What I will not do again

graph LR
    A[Bug] --> B[Thought:
spawn a QThread] B --> C[Now you have
two threads] C --> D[Race conditions] D --> A

I started this project with a QThread per worker. Every interesting bug was a race condition between Qt’s event loop and the worker thread. The rewrite to “one qasync loop, workers are thin shims that marshal back via run_coroutine_threadsafe“ deleted the entire category.

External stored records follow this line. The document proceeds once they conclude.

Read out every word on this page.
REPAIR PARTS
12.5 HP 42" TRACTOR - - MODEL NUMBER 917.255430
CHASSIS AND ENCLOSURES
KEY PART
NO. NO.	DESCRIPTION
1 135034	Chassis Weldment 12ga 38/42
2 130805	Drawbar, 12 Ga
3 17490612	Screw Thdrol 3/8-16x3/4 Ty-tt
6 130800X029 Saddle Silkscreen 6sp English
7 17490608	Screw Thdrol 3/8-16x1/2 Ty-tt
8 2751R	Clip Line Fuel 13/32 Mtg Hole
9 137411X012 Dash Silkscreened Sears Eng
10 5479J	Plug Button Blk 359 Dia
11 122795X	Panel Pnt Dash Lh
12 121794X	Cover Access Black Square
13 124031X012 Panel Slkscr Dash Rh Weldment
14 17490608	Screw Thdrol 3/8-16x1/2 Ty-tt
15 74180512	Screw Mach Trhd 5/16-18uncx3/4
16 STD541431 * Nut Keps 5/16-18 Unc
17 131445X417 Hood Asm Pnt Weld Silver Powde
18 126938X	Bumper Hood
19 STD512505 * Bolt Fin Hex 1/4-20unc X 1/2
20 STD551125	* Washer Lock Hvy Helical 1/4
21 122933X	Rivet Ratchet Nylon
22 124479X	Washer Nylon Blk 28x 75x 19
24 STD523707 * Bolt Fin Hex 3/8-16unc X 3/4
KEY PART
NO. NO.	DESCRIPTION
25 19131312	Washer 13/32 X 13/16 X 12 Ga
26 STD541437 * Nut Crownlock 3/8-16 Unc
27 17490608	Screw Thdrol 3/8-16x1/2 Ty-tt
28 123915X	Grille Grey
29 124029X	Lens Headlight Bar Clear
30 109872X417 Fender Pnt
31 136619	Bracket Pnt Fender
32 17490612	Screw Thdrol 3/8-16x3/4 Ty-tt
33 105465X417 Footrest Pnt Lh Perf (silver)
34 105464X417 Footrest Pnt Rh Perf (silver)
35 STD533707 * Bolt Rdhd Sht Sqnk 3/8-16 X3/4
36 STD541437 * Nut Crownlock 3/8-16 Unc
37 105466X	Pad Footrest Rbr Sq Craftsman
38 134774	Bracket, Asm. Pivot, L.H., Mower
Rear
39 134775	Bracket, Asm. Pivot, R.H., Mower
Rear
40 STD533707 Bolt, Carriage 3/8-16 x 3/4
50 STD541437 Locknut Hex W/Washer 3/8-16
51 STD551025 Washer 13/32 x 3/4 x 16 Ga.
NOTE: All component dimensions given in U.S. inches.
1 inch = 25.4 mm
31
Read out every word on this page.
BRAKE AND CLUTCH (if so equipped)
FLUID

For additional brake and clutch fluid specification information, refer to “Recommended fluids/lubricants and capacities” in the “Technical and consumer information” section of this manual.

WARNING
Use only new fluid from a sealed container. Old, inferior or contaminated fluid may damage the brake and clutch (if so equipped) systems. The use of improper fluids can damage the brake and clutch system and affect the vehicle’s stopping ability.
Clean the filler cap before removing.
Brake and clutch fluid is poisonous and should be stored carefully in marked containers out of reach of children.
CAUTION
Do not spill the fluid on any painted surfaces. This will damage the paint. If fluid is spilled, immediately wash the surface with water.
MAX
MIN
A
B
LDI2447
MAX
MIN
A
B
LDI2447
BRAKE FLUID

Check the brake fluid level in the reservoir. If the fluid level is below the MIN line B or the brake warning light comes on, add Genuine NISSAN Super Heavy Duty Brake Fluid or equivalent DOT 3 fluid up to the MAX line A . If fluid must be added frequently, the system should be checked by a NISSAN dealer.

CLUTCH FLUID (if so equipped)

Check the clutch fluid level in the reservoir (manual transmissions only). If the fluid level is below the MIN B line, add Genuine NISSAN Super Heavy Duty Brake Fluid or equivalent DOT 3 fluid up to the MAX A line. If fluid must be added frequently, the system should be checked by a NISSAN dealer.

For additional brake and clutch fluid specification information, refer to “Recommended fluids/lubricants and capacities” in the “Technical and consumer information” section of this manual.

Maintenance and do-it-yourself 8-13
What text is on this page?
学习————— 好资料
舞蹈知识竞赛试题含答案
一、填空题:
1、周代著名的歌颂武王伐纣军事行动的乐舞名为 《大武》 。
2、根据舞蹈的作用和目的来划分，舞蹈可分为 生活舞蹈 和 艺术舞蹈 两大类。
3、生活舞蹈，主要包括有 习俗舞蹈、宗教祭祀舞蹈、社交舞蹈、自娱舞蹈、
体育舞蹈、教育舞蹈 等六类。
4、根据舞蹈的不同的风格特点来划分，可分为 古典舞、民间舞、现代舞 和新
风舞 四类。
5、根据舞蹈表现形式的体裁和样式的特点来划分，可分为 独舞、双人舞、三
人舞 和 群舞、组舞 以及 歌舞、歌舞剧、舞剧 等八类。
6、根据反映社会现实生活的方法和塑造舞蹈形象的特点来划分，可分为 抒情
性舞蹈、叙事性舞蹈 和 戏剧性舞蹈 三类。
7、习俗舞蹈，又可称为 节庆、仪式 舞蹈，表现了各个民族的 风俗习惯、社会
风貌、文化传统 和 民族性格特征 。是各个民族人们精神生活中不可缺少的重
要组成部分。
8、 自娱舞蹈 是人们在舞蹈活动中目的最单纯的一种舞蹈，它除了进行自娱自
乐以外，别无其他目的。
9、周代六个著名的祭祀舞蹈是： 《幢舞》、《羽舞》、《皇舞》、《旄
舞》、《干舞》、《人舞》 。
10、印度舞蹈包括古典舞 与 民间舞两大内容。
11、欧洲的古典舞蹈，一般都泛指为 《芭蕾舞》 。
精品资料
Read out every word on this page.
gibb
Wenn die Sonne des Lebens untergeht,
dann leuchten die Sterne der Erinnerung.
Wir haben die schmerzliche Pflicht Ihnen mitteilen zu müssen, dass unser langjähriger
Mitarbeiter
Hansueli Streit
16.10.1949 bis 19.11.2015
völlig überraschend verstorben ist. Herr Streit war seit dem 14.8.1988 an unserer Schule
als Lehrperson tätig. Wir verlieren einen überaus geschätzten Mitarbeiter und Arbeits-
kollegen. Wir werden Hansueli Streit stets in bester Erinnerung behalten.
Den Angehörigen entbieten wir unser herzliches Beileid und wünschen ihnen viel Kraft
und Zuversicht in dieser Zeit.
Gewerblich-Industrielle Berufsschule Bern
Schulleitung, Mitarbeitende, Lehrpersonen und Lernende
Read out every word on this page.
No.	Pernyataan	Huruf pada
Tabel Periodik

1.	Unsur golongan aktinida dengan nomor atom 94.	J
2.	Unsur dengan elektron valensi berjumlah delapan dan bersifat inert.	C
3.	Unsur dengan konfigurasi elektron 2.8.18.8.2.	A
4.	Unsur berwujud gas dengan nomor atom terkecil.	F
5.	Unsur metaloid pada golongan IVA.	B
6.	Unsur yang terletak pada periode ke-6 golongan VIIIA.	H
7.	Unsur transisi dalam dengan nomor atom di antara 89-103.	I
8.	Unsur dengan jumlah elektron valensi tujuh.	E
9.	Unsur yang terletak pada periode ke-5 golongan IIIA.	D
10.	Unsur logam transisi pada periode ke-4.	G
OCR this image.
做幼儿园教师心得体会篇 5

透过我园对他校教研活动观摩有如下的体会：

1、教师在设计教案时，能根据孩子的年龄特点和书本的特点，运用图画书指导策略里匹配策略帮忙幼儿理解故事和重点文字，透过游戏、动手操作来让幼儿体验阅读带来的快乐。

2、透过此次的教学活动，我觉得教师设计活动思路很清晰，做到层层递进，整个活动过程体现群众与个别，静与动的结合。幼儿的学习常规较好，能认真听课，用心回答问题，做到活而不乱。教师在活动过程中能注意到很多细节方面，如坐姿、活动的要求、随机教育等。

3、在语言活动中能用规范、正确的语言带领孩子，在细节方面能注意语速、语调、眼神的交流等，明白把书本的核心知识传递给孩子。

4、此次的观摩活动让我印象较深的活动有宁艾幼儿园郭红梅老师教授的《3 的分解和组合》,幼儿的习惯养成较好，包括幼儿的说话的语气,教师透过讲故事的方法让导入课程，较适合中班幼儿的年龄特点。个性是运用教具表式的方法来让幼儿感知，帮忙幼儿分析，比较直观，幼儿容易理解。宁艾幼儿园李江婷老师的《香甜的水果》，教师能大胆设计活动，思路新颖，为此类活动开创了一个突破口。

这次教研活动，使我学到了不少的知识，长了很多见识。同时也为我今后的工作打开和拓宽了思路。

If you reach for QThread, stop and ask: can this work be an async task instead? Almost always, yes.

Recap

Need Tool
Streaming LLM output to UI async generator → asyncio.Queue → consumer task
OS callback (audio, hotkey) → async logic asyncio.run_coroutine_threadsafe
OS callback → Qt widget QMetaObject.invokeMethod(..., QueuedConnection)
File system watcher → expensive work qasync slot → loop.create_task
Long task cancellation asyncio.Event checked at clean boundaries
Anything else that wants a thread First try: make it an async task

One loop. One thread. One mental model. The whole app fits in your head.